Pauca Verba is Latin for A Few Words.

Friday, March 22, 2019

The Garden at Pontoise ~ 1877




Wednesday we looked at Pissarro's painting of The Vegetable Garden with Trees at Pontoise. Today, we're in the same springtime, the same garden, but in a different part of the property. This wonderfully lush garden must have required lots of time and effort to keep it all flowering so abundantly. 

But this garden scene is more interesting for the addition of the lady with the young child. Here, a lovely 19th century lady, dressed in a light, white dress, and holding a parasol over her head, has turned her attention to the little girl who is entertaining her with a toy trumpet.We see other toys on the ground around the child's feet.

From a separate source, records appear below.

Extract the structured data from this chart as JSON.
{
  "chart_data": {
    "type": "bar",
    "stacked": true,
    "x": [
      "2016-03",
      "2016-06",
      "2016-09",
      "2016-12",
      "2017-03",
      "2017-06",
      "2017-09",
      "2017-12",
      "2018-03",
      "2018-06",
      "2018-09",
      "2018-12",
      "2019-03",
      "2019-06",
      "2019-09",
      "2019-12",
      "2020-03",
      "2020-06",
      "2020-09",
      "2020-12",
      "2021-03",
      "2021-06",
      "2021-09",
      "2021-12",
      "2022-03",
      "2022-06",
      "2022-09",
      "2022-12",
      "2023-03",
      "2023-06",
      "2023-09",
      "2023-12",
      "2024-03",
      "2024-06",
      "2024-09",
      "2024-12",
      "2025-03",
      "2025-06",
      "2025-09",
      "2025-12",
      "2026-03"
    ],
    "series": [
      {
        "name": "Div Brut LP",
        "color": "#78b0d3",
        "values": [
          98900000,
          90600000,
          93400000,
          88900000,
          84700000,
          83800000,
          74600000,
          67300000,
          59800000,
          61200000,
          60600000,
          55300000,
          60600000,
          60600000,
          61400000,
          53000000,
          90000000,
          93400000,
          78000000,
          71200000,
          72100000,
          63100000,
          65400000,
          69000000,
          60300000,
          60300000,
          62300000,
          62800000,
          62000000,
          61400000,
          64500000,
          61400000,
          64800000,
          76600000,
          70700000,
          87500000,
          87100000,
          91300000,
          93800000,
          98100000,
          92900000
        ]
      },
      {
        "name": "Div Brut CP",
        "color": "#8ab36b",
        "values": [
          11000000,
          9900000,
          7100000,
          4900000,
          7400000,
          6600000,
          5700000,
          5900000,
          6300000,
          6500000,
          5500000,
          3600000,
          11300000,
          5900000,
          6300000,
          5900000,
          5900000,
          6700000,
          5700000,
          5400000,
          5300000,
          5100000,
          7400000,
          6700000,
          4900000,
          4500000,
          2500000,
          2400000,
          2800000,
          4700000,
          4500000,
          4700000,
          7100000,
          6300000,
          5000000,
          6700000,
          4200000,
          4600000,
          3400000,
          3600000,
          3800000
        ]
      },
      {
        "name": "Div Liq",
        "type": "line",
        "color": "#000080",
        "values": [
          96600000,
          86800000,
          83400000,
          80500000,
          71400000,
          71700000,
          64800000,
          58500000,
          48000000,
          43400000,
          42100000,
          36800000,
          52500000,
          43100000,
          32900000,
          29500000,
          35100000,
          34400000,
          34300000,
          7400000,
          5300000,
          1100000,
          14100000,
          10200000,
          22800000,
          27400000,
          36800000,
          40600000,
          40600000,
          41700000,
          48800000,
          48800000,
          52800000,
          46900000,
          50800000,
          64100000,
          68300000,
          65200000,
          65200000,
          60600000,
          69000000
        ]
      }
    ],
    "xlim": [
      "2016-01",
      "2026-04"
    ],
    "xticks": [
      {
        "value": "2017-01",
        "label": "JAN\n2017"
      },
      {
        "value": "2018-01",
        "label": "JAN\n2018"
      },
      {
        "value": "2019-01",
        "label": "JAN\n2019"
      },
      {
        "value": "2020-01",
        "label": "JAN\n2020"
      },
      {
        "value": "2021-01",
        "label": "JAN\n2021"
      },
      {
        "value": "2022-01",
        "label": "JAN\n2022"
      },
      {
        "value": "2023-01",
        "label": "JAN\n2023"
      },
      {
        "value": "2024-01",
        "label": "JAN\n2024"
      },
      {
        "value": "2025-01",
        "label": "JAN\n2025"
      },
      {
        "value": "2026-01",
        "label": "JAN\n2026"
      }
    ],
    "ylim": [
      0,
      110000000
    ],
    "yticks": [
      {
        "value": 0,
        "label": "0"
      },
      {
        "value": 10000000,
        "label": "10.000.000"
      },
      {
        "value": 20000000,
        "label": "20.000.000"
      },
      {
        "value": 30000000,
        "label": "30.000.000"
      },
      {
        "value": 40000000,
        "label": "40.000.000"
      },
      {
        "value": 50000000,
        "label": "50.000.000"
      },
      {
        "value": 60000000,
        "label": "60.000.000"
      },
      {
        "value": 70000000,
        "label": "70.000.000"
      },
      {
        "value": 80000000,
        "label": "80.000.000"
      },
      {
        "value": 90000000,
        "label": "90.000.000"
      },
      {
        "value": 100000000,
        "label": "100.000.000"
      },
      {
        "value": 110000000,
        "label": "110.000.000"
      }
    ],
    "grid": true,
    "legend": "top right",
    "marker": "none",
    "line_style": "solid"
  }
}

Who are these two? Are they Pissarro's relatives who have served as models? Is this a nanny who has the care of the young one? It doesn't really matter. What matters is the charm and the right-ness of it all - that the woman has turned and given her complete attention to the child. If we zoomed in on the lady's face, we'd be able to see she is smiling.

I was in a diner a year or so ago when a young father came in with his five or six year old boy. Even before looking at the menu, the father opened up his laptop, creating a wall between himself and the boy, who started shredding paper napkins and heaping the scraps up into a pile. What a missed opportunity.

I was pastor to a small rural parish some years ago. Someone introduced us to an African nun who had opened a school community for AIDS orphaned children. We raised $25,000 in a short period of time and bought her the truck she needed to build a permanent building. Maybe this Lent is inviting us to do something for children.